Playing out like something akin to an Iced Earth song, "Revenge Is Done" is chock full of high speed guitars and drums. Dell'Orto shows great vocal prowess, keeping you wrapped up in not only his style, but the words themselves. Borrowing words from the powerful "V For Vendetta" protagonist, this becomes a rallying cry for future battles. The title track may be the most complete effort on the album, in both content and delivery. The bending of keyboard notes that accompanies the distorted chords is excellent, layered with multiple vocal tracks. The chorus reminds us of why power metal has been named as such. The music is empowering, cause for your fist to be lifted into the air, fuel for your fire. With efforts like this, and "Winter Soldiers," the band give us a taste of what power metal used to be, and what could be again. Operatic vocals take hold, and deliver words of victory, or words of fear. But tied to the ever growing rumble of the drums and the ever increasing speed of the guitars, this is an anthem for a new era of metal.

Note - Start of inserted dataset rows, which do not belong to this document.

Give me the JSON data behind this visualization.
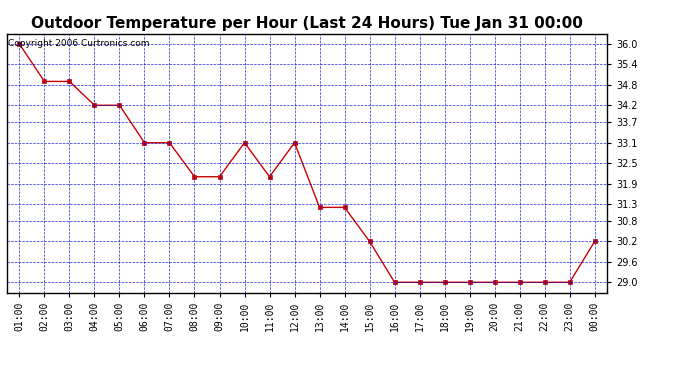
{
  "title": "Outdoor Temperature per Hour (Last 24 Hours) Tue Jan 31 00:00",
  "copyright": "Copyright 2006 Curtronics.com",
  "x_labels": [
    "01:00",
    "02:00",
    "03:00",
    "04:00",
    "05:00",
    "06:00",
    "07:00",
    "08:00",
    "09:00",
    "10:00",
    "11:00",
    "12:00",
    "13:00",
    "14:00",
    "15:00",
    "16:00",
    "17:00",
    "18:00",
    "19:00",
    "20:00",
    "21:00",
    "22:00",
    "23:00",
    "00:00"
  ],
  "y_values": [
    36.0,
    34.9,
    34.9,
    34.2,
    34.2,
    33.1,
    33.1,
    32.1,
    32.1,
    33.1,
    32.1,
    33.1,
    31.2,
    31.2,
    30.2,
    29.0,
    29.0,
    29.0,
    29.0,
    29.0,
    29.0,
    29.0,
    29.0,
    30.2
  ],
  "line_color": "#cc0000",
  "marker_color": "#cc0000",
  "background_color": "#ffffff",
  "grid_color": "#0000cc",
  "y_min": 28.7,
  "y_max": 36.3,
  "y_ticks": [
    29.0,
    29.6,
    30.2,
    30.8,
    31.3,
    31.9,
    32.5,
    33.1,
    33.7,
    34.2,
    34.8,
    35.4,
    36.0
  ],
  "title_fontsize": 11,
  "tick_fontsize": 7,
  "copyright_fontsize": 6.5
}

The Asian inspired intro to "Salvation" is quickly overcome with the shredding guitars of Dario Beretta. And while his work is sometimes drown out in the mix by keyboardist Corrado Solarino, both men have their say here. The song is successful in so many ways, both musically and lyrically. The same could be said for the two tracks that follow, as well. "At The Flaming Shores Of Heaven," oddly the more understated of the two, is the perfect blend of symphonics and metal aggressive. On the other hand, "We Ride" features a vocal hook that may bring to mind the work of Avantasia/Edguy frontman Tobias Sammet. Both tracks feature an excess of energy and craftsmanship, something that will not be lost in any mix. Following another short interlude, titled "The Awakening," the band launches into an even more guitar based attack with "My Endless Flight." The riffs are only growing in strength, whether they chug along with deep distortion, or while they fly above it all, screeching with harmonics. Returning to that traditional vocal pattern, Dell'Orto gives cause for hope, soaring over the top.

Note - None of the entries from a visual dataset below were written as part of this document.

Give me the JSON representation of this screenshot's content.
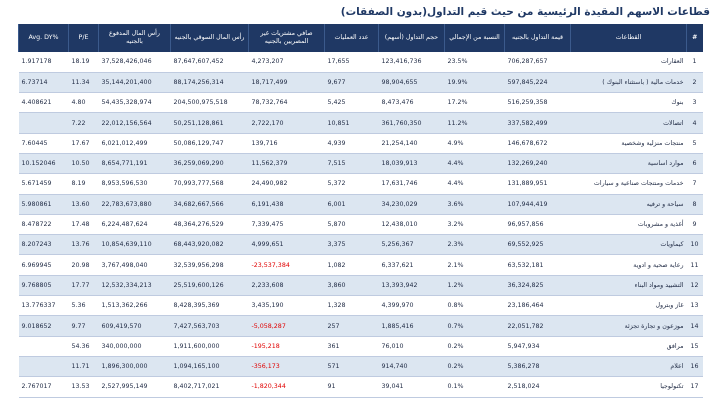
{
  "title": "قطاعات الاسهم المقيدة الرئيسية من حيث قيم التداول(بدون الصفقات)",
  "columns": [
    "#",
    "القطاعات",
    "قيمة التداول بالجنيه",
    "النسبة من الإجمالي",
    "حجم التداول (أسهم)",
    "عدد العمليات",
    "صافي مشتريات غير المصريين بالجنيه",
    "رأس المال السوقي بالجنيه",
    "رأس المال المدفوع بالجنيه",
    "P/E",
    "%Avg. DY"
  ],
  "rows": [
    {
      "idx": "1",
      "sector": "العقارات",
      "value": "706,287,657",
      "pct": "23.5%",
      "volume": "123,416,736",
      "trades": "17,655",
      "net_foreign": "4,273,207",
      "mcap": "87,647,607,452",
      "paid_cap": "37,528,426,046",
      "pe": "18.19",
      "dy": "1.917178"
    },
    {
      "idx": "2",
      "sector": "خدمات مالية ( باستثناء البنوك )",
      "value": "597,845,224",
      "pct": "19.9%",
      "volume": "98,904,655",
      "trades": "9,677",
      "net_foreign": "18,717,499",
      "mcap": "88,174,256,314",
      "paid_cap": "35,144,201,400",
      "pe": "11.34",
      "dy": "6.73714"
    },
    {
      "idx": "3",
      "sector": "بنوك",
      "value": "516,259,358",
      "pct": "17.2%",
      "volume": "8,473,476",
      "trades": "5,425",
      "net_foreign": "78,732,764",
      "mcap": "204,500,975,518",
      "paid_cap": "54,435,328,974",
      "pe": "4.80",
      "dy": "4.408621"
    },
    {
      "idx": "4",
      "sector": "اتصالات",
      "value": "337,582,499",
      "pct": "11.2%",
      "volume": "361,760,350",
      "trades": "10,851",
      "net_foreign": "2,722,170",
      "mcap": "50,251,128,861",
      "paid_cap": "22,012,156,564",
      "pe": "7.22",
      "dy": ""
    },
    {
      "idx": "5",
      "sector": "منتجات منزلية وشخصية",
      "value": "146,678,672",
      "pct": "4.9%",
      "volume": "21,254,140",
      "trades": "4,939",
      "net_foreign": "139,716",
      "mcap": "50,086,129,747",
      "paid_cap": "6,021,012,499",
      "pe": "17.67",
      "dy": "7.60445"
    },
    {
      "idx": "6",
      "sector": "موارد اساسية",
      "value": "132,269,240",
      "pct": "4.4%",
      "volume": "18,039,913",
      "trades": "7,515",
      "net_foreign": "11,562,379",
      "mcap": "36,259,069,290",
      "paid_cap": "8,654,771,191",
      "pe": "10.50",
      "dy": "10.152046"
    },
    {
      "idx": "7",
      "sector": "خدمات ومنتجات صناعية و سيارات",
      "value": "131,889,951",
      "pct": "4.4%",
      "volume": "17,631,746",
      "trades": "5,372",
      "net_foreign": "24,490,982",
      "mcap": "70,993,777,568",
      "paid_cap": "8,953,596,530",
      "pe": "8.19",
      "dy": "5.671459"
    },
    {
      "idx": "8",
      "sector": "سياحة و ترفيه",
      "value": "107,944,419",
      "pct": "3.6%",
      "volume": "34,230,029",
      "trades": "6,001",
      "net_foreign": "6,191,438",
      "mcap": "34,682,667,566",
      "paid_cap": "22,783,673,880",
      "pe": "13.60",
      "dy": "5.980861"
    },
    {
      "idx": "9",
      "sector": "أغذية و مشروبات",
      "value": "96,957,856",
      "pct": "3.2%",
      "volume": "12,438,010",
      "trades": "5,870",
      "net_foreign": "7,339,475",
      "mcap": "48,364,276,529",
      "paid_cap": "6,224,487,624",
      "pe": "17.48",
      "dy": "8.478722"
    },
    {
      "idx": "10",
      "sector": "كيماويات",
      "value": "69,552,925",
      "pct": "2.3%",
      "volume": "5,256,367",
      "trades": "3,375",
      "net_foreign": "4,999,651",
      "mcap": "68,443,920,082",
      "paid_cap": "10,854,639,110",
      "pe": "13.76",
      "dy": "8.207243"
    },
    {
      "idx": "11",
      "sector": "رعاية صحية و ادوية",
      "value": "63,532,181",
      "pct": "2.1%",
      "volume": "6,337,621",
      "trades": "1,082",
      "net_foreign": "-23,537,384",
      "mcap": "32,539,956,298",
      "paid_cap": "3,767,498,040",
      "pe": "20.98",
      "dy": "6.969945",
      "neg": true
    },
    {
      "idx": "12",
      "sector": "التشييد ومواد البناء",
      "value": "36,324,825",
      "pct": "1.2%",
      "volume": "13,393,942",
      "trades": "3,860",
      "net_foreign": "2,233,608",
      "mcap": "25,519,600,126",
      "paid_cap": "12,532,334,213",
      "pe": "17.77",
      "dy": "9.768805"
    },
    {
      "idx": "13",
      "sector": "غاز وبترول",
      "value": "23,186,464",
      "pct": "0.8%",
      "volume": "4,399,970",
      "trades": "1,328",
      "net_foreign": "3,435,190",
      "mcap": "8,428,395,369",
      "paid_cap": "1,513,362,266",
      "pe": "5.36",
      "dy": "13.776337"
    },
    {
      "idx": "14",
      "sector": "موزعون و تجارة تجزئة",
      "value": "22,051,782",
      "pct": "0.7%",
      "volume": "1,885,416",
      "trades": "257",
      "net_foreign": "-5,058,287",
      "mcap": "7,427,563,703",
      "paid_cap": "609,419,570",
      "pe": "9.77",
      "dy": "9.018652",
      "neg": true
    },
    {
      "idx": "15",
      "sector": "مرافق",
      "value": "5,947,934",
      "pct": "0.2%",
      "volume": "76,010",
      "trades": "361",
      "net_foreign": "-195,218",
      "mcap": "1,911,600,000",
      "paid_cap": "340,000,000",
      "pe": "54.36",
      "dy": "",
      "neg": true
    },
    {
      "idx": "16",
      "sector": "اعلام",
      "value": "5,386,278",
      "pct": "0.2%",
      "volume": "914,740",
      "trades": "571",
      "net_foreign": "-356,173",
      "mcap": "1,094,165,100",
      "paid_cap": "1,896,300,000",
      "pe": "11.71",
      "dy": "",
      "neg": true
    },
    {
      "idx": "17",
      "sector": "تكنولوجيا",
      "value": "2,518,024",
      "pct": "0.1%",
      "volume": "39,041",
      "trades": "91",
      "net_foreign": "-1,820,344",
      "mcap": "8,402,717,021",
      "paid_cap": "2,527,995,149",
      "pe": "13.53",
      "dy": "2.767017",
      "neg": true
    }
  ],
  "colors": {
    "header_bg": "#1f3864",
    "alt_row": "#dce6f1",
    "negative": "#e00000"
  }
}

As the album follows its arc, two more interludes come into play. First, "Aftermath / The Departure," which is a reprise of the opening track. The march is over, and this is the summation of battles once fought. The storytelling aspect is so important here, which makes the lyrical delivery all the more surreal. The second burst comes in the form of "Engage!" which is exactly what you would imagine to be. Twirling guitars set you back into motion, building up speed and momentum for one last flight. Flowing seamlessly into "New Frontier," you are already at top speed when the tracks switch over. But Beretta doesn't stop there, he breaks the sound barrier with his finger wizardry, saying as much with his riffs as Dell'Orto can with his voice. This is the true triumph of the spirit, starting over with unity and power.

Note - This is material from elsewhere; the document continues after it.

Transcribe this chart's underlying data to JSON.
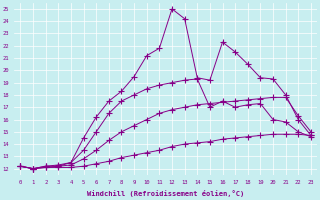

Much like some of the works of power metal godfathers Blind Guardian, "When Lightning Strikes" is heavily story based. This is not to say that story trumps style, but the focus is very clear. Through 15 tracks, you are treated to power metal standards in vocals, guitar work and drumming. And while Drakkar are certainly not yet in the upper echelon of the genre, they remind us that there are more than a handful of talented bands to be heard. If nothing else, you are almost certain to leave this album with a smile. And in power metal, that says a lot.